Hormis les débats politiques autour des intentions de réaménagement de la capitale, l’exposition peut aussi être comprise comme une excursion dans la vie quotidienne des bureaux d’architecture ou des institutions comme le Fonds d’urbanisation et d’aménagement du Plateau du Kirchberg, de la Fondation de l’Architecture et de l’Ingénierie ou de l’Administration des bâtiments publics (tous partenaires de l’exposition, ensemble avec la Ville de Luxembourg et l’Ordre des Architectes et des Ingénieurs-Conseils). On peut en conséquence observer les différentes façons dont les maquettes ont été réalisées : carton-plume, plastique, mousse, bois (comme la proposition non retenue du Musée d’art contemporain aux Rotondes) ou plâtre coloré (comme le projet abandonné d’un Bâtiment administratif « Rousegärtchen »).
L’une des maquettes les plus attrayantes d’un point de vue historique est celle placée au rez-de-chaussée du Carré Rotondes qui retrace le centre ville tel qu’il a été au tournant du XVIIIe siècle. Elle est une copie de 1980 d’une maquette que Martin Boitaud a réalisée en 1802 et qui se trouve aujourd’hui à l’Hôtel des Invalides à Paris. On peut y voir la fortification et les bastions qui entouraient le centre ville alors très différent de celui que nous connaissons aujourd’hui.
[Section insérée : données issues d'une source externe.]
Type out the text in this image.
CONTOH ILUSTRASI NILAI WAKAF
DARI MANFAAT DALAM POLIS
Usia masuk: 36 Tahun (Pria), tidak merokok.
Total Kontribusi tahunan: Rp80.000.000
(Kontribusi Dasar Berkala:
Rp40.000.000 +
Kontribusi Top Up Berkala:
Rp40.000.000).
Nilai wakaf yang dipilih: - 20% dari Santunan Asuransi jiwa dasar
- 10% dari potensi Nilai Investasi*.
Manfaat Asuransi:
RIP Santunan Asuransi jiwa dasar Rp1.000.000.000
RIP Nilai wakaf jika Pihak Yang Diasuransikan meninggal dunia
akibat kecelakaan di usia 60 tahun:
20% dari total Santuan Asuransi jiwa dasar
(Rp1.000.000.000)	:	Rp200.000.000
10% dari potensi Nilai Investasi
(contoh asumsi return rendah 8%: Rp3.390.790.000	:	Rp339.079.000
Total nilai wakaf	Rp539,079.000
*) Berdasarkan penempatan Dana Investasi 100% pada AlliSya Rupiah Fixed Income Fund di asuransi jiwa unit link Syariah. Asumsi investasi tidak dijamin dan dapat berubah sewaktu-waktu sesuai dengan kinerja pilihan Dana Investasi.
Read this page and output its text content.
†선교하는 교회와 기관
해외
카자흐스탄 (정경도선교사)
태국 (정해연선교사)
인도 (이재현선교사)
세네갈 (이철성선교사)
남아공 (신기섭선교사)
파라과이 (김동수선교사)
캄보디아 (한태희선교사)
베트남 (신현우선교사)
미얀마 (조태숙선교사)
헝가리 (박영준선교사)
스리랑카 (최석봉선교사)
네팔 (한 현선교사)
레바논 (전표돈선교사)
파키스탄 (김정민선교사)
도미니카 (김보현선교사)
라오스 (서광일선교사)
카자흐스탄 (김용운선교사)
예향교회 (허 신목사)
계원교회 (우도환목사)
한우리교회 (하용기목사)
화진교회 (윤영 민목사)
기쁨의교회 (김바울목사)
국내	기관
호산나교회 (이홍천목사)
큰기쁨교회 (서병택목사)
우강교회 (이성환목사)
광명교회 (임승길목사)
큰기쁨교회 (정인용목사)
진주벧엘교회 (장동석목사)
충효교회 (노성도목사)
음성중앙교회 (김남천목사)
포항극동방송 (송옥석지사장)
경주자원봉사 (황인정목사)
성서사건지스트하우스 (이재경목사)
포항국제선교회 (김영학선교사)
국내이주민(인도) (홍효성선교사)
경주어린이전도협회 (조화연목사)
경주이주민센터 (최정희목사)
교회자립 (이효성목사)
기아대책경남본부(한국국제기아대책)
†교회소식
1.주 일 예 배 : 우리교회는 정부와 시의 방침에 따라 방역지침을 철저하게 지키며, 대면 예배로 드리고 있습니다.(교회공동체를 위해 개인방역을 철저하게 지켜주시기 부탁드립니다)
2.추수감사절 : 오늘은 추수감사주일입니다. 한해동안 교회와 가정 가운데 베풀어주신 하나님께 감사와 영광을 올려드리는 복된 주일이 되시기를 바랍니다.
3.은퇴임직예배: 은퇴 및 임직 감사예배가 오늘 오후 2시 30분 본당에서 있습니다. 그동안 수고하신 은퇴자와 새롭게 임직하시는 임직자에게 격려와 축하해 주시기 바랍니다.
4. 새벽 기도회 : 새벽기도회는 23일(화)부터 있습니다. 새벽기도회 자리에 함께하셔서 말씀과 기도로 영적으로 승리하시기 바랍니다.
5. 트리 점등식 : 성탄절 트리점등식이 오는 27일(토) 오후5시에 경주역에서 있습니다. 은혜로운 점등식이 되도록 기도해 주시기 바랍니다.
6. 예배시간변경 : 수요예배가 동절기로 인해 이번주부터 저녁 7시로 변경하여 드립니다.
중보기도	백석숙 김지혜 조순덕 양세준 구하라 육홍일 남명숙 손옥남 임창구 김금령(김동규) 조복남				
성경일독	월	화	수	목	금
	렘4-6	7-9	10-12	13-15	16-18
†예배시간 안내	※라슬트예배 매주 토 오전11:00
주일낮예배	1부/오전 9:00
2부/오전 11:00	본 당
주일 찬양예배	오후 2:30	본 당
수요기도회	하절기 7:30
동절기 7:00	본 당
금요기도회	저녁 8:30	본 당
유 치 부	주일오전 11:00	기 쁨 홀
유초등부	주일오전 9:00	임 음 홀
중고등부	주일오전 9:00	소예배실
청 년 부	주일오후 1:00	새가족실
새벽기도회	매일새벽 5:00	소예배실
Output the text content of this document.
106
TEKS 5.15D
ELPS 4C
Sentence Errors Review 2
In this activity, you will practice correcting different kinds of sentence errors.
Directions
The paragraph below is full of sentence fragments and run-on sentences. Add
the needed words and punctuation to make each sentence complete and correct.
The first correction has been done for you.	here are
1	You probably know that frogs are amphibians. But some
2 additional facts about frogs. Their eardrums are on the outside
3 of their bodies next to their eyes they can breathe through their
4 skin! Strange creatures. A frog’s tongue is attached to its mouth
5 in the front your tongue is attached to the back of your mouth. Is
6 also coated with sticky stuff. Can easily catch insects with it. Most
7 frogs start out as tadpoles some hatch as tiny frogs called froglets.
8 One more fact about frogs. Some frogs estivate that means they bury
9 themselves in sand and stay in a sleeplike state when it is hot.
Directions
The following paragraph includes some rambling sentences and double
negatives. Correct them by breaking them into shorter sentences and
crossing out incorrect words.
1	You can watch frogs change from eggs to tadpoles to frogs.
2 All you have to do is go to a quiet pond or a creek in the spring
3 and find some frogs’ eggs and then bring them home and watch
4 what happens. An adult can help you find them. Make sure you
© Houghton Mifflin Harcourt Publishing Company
D’une manière générale, on peut affirmer que la mise en scène sobre des maquettes (sur des plaques blanches, elles-mêmes posées sur des palettes en bois) et des plans colle avec le cadre de l’ancien site industriel du Carré Rotondes. Les maquettes ont été regroupées selon les axes directeurs du Boulevard Kennedy, du Boulevard Royal et de l’Avenue de la Liberté et se terminent par les projets de réaménagement de la Gare Centrale, de la rue Hollerich, de la Gare de Cessange et du ban de Gasperich, tous en suspens. Cependant, même si les responsables de l’exposition proposent un parcours bien défini, la disposition des maquettes ne permet pas de faire le tour autour d’une seule maquette afin de la regarder de plus près et des différents côtés. L’exposition semble donc pensée comme un projet conceptuel davantage que visuel, voire historique.